7 Both section 1926.1203(e)(1)(v) and 1203(e)(2)(ix) require employers, before entry, to document the basis for use of the alternate procedures, and to make that documentation available to each employee who enters the permit space or to that employee’s authorized representative. The Agency believes that only one instance of documentation of the basis for use of the alternate procedures would be needed.
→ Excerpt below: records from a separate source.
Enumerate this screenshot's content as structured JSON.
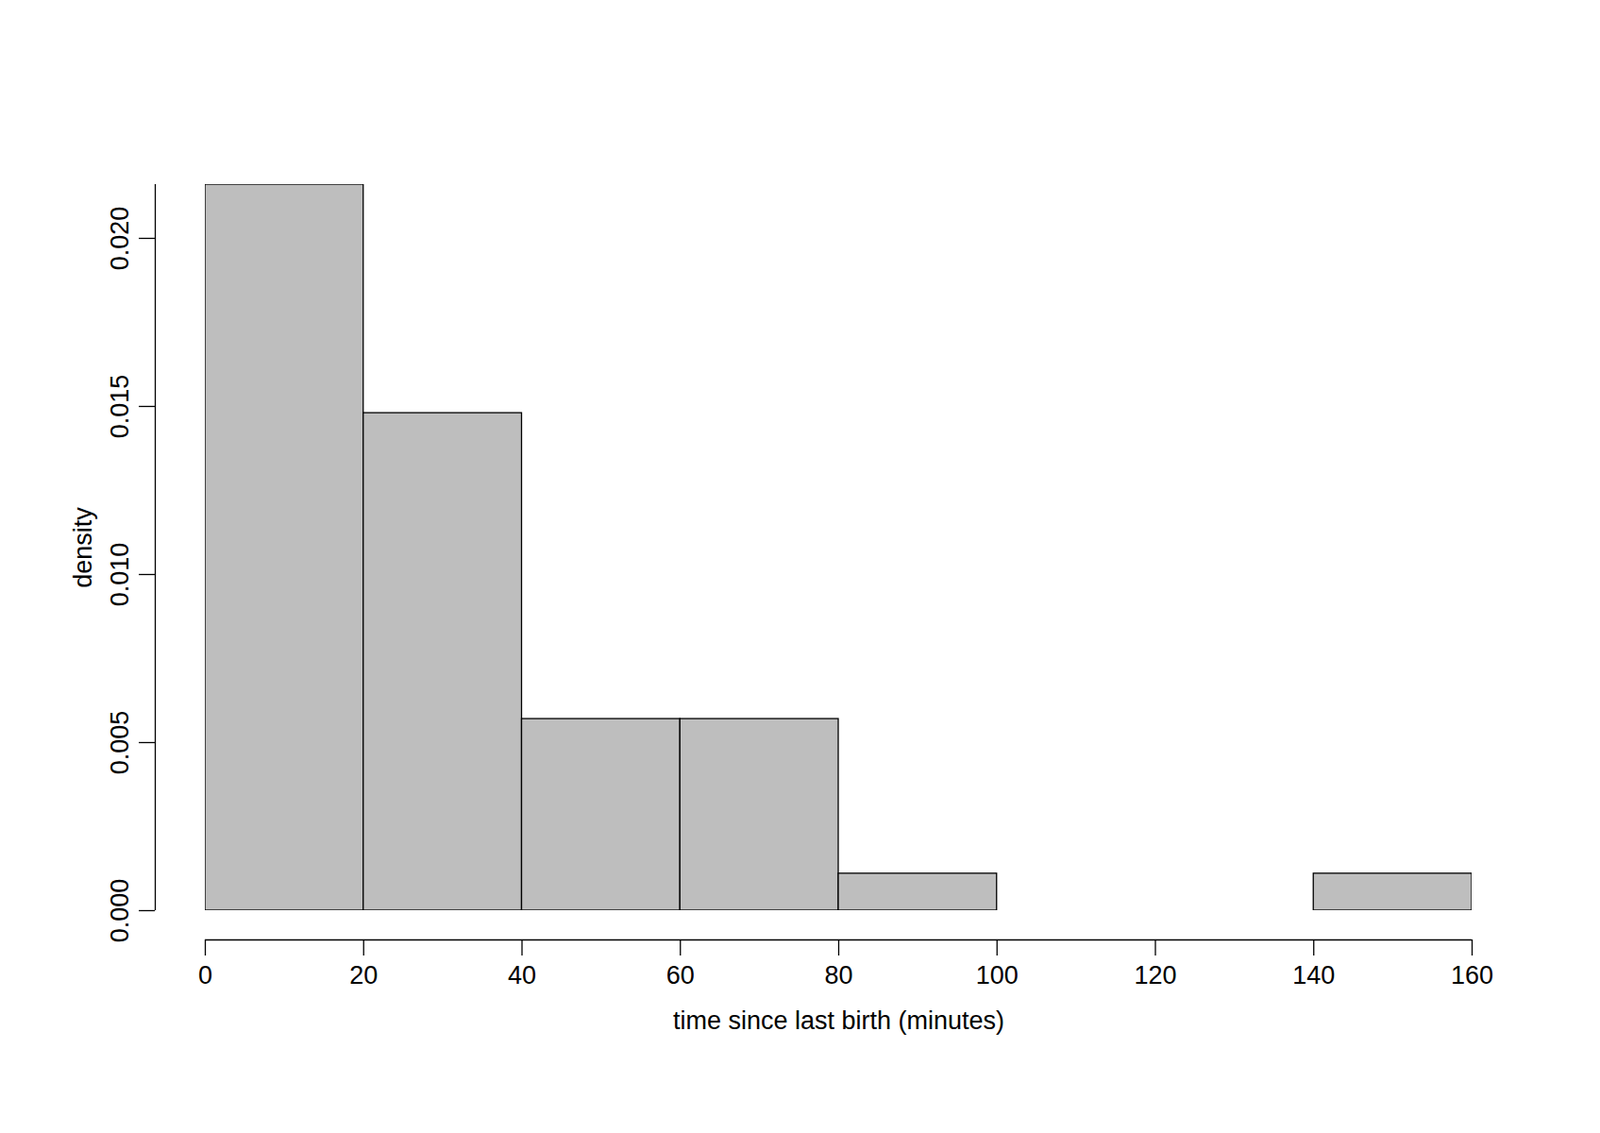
{
  "chart_data": {
    "type": "histogram",
    "x_label": "time since last birth (minutes)",
    "y_label": "density",
    "bins": [
      0,
      20,
      40,
      60,
      80,
      100,
      120,
      140,
      160
    ],
    "values": [
      0.0216,
      0.0148,
      0.0057,
      0.0057,
      0.0011,
      0,
      0,
      0.0011
    ],
    "color": "#bebebe",
    "xlim": [
      0,
      160
    ],
    "xticks": [
      0,
      20,
      40,
      60,
      80,
      100,
      120,
      140,
      160
    ],
    "ylim": [
      0,
      0.0216
    ],
    "yticks": [
      {
        "value": 0,
        "label": "0.000"
      },
      {
        "value": 0.005,
        "label": "0.005"
      },
      {
        "value": 0.01,
        "label": "0.010"
      },
      {
        "value": 0.015,
        "label": "0.015"
      },
      {
        "value": 0.02,
        "label": "0.020"
      }
    ],
    "grid": false
  }
}
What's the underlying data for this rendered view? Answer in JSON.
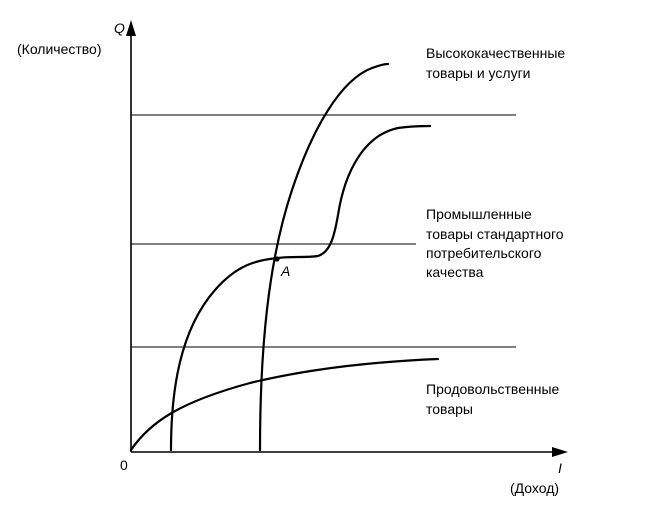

Thus, OSHA takes the burden for employers to develop, generate, certify and post the certificate under 1926.1203(e)(1)(v) and 1926.1203(e)(2)(ix).


8 The burden and cost associated with these attachments are taken in paragraph C.1. of Item 12.


9 To initially determine the percentage of reclassified spaces each year in previous ICRs, OSHA used assumptions from the 2009 Confined Spaces in General Industry ICR. The assumption was 4.2 percent of total confined spaces each year.

10 In previous ICRs, the number of non-entry employers was calculated from estimates of the average number of non-entry workers per project, modeled upon an average employer size of 20 employees.

11 OSHA considers the requirements of 1204(e)(2), suspension of the entry permit, and 1204(e)(3), cancelling the entry permit when a condition that is not allowed under the entry permit arises in or near the permit space, as antecedent events associated with the employer’s notation of problems encountered during entry operations under 1205(f).


12 The Agency notes that the permit estimates are overestimations because suspension of permits under 1926.1205(e)(2) now provides an alternate approach to cancellation of permits.

13 Except for the entries estimated to involve rescue operations, the applied percentages and time estimates are estimates retained from the proposed rule ICR. The estimate of entries involving rescue operations is based on the analysis below in Item 12, Section M.2., Informing the Rescue Service About the Hazards of the Space.


14 The applied percentages and time estimates are estimates retained from the proposed rule ICR. These estimates are for the purpose of calculating collection of information burden hours and costs only and are not direct estimates.

15 The time estimate in this Section is retained from the proposed rule ICR.


16 The Agency conservatively estimates that 1% of the 9,913 projects prepared to perform in-house entry rescue would conduct an actual rescue (99 entry rescues). This estimate is for the purpose of calculating collection of information burden hours and costs only and is not a direct estimate.


17 As stated above, the Agency conservatively estimates that 1% of the 9,913 projects prepared to perform in-house entry rescue would conduct an actual rescue (99 entry rescues). The Agency estimates that 50% of these rescues (50) would involve providing an SDS to a treating medical facility. This estimate is for the purpose of calculating collection of information burden hours and costs only and is not a direct estimate.


18 OSHA notes that this calculation is an overestimate because it does not account for reuse of the signs for different projects.